A New England Journal of Medicine study in North Carolina found that one in four hospitals patients is harmed by substandard care during a stay. And an April 2011 Health Affairs study found the one in three hospital patients is harmed.

Patient safety expert Peter Pronovost of Johns Hopkins Medicine in Baltimore said "we do not know exactly how many people die needlessly." But he estimates that more than 220,000 preventable deaths occur yearly from unsafe treatment. He acknowledged heavy federal spending to improve adoption of health information technology to improve care but sees little payoff in safety.

Pronovost and his colleagues developed a simple five-item checklist for teams of doctors and nurses follow to prevent "central line" infections in the intensive care unit. Adopted in 100 intensive care units in Michigan, it cut infection rates to essentially zero, according to a study he published in the New England Journal of Medicine in 2006. That checklist is now followed by hospitals nationally and is credited with saving tens of thousands of lives each year.

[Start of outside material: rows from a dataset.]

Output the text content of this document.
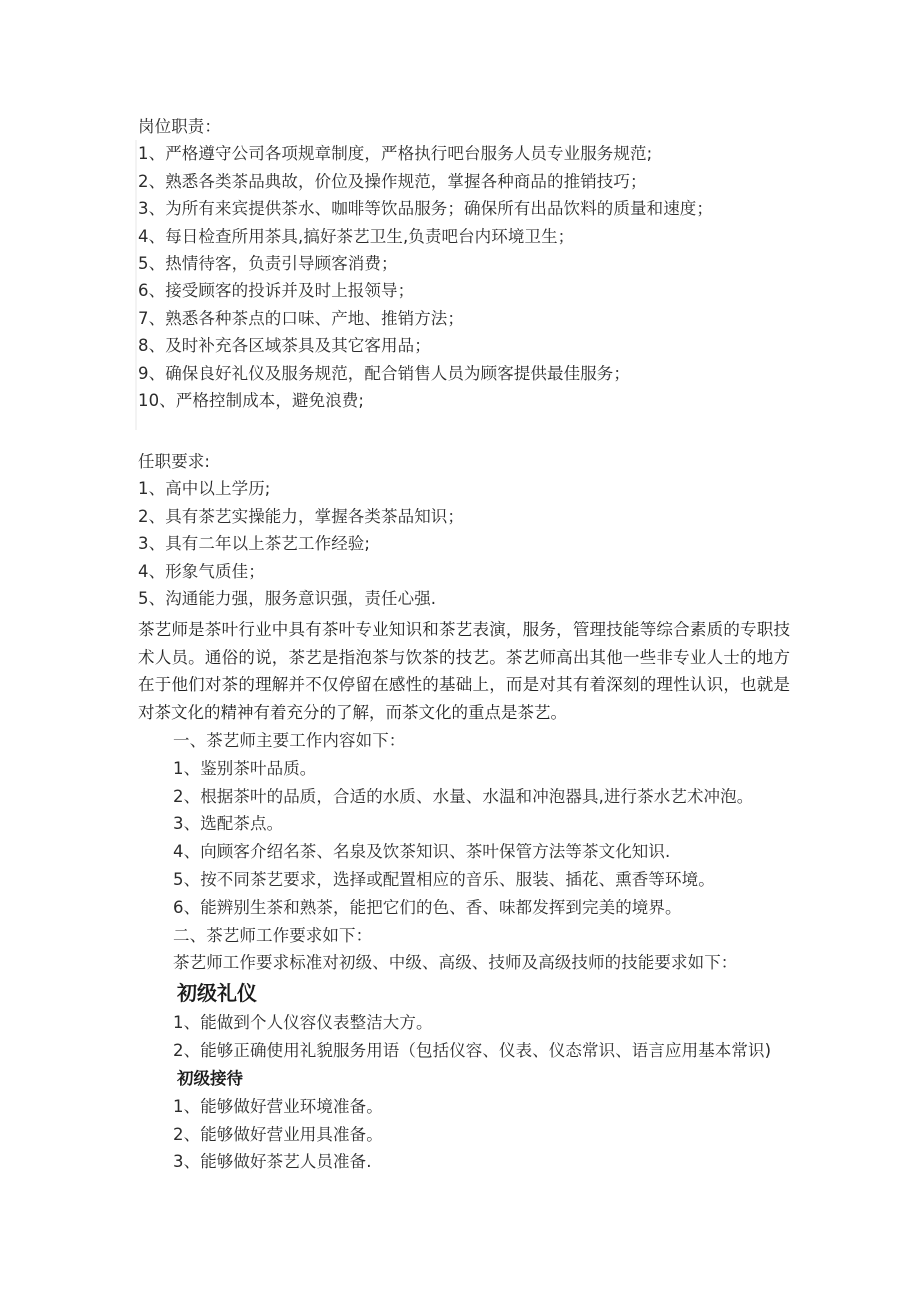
岗位职责：
1、严格遵守公司各项规章制度，严格执行吧台服务人员专业服务规范;
2、熟悉各类茶品典故，价位及操作规范，掌握各种商品的推销技巧；
3、为所有来宾提供茶水、咖啡等饮品服务；确保所有出品饮料的质量和速度；
4、每日检查所用茶具,搞好茶艺卫生,负责吧台内环境卫生；
5、热情待客，负责引导顾客消费；
6、接受顾客的投诉并及时上报领导；
7、熟悉各种茶点的口味、产地、推销方法；
8、及时补充各区域茶具及其它客用品；
9、确保良好礼仪及服务规范，配合销售人员为顾客提供最佳服务；
10、严格控制成本，避免浪费;
任职要求:
1、高中以上学历;
2、具有茶艺实操能力，掌握各类茶品知识；
3、具有二年以上茶艺工作经验;
4、形象气质佳；
5、沟通能力强，服务意识强，责任心强.

茶艺师是茶叶行业中具有茶叶专业知识和茶艺表演，服务，管理技能等综合素质的专职技术人员。通俗的说，茶艺是指泡茶与饮茶的技艺。茶艺师高出其他一些非专业人士的地方在于他们对茶的理解并不仅停留在感性的基础上，而是对其有着深刻的理性认识，也就是对茶文化的精神有着充分的了解，而茶文化的重点是茶艺。

一、茶艺师主要工作内容如下：
1、鉴别茶叶品质。
2、根据茶叶的品质，合适的水质、水量、水温和冲泡器具,进行茶水艺术冲泡。
3、选配茶点。
4、向顾客介绍名茶、名泉及饮茶知识、茶叶保管方法等茶文化知识.
5、按不同茶艺要求，选择或配置相应的音乐、服装、插花、熏香等环境。
6、能辨别生茶和熟茶，能把它们的色、香、味都发挥到完美的境界。
二、茶艺师工作要求如下：
茶艺师工作要求标准对初级、中级、高级、技师及高级技师的技能要求如下：
初级礼仪
1、能做到个人仪容仪表整洁大方。
2、能够正确使用礼貌服务用语（包括仪容、仪表、仪态常识、语言应用基本常识)
初级接待
1、能够做好营业环境准备。
2、能够做好营业用具准备。
3、能够做好茶艺人员准备.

Pronovost testified that infections linked to a tube inserted into the chest to carry medications are one type of harm from over a dozen harms. Every type of harm has a checklist, every checklist has five to 10 items and each item may occur three or more times per day. "None of the electronic medical record vendors, despite spending billions, displays this information," he said.

Harvard Medical School professor Tejal Gandhi, president of the National Patient Safety Foundation, emphasized that plenty of medical harm occurs outside the hospital.

"Most care is given outside of hospitals, and there are numerous safety issues that exist in other health care settings," Ghandhi said. The biggest problems in primary care are medication safety, missed and delayed diagnoses and transitions of care.

University of Minnesota School of Nursing professor Joanne Disch stressed the importance of engaging patients and their families in the care process, particularly in keeping medical instructions straightforward and in making sure patients follow them when they go from the hospital to the home, for example.

Sanders said he plans measures to address preventable hospital deaths but didn't outline any plans for legislation.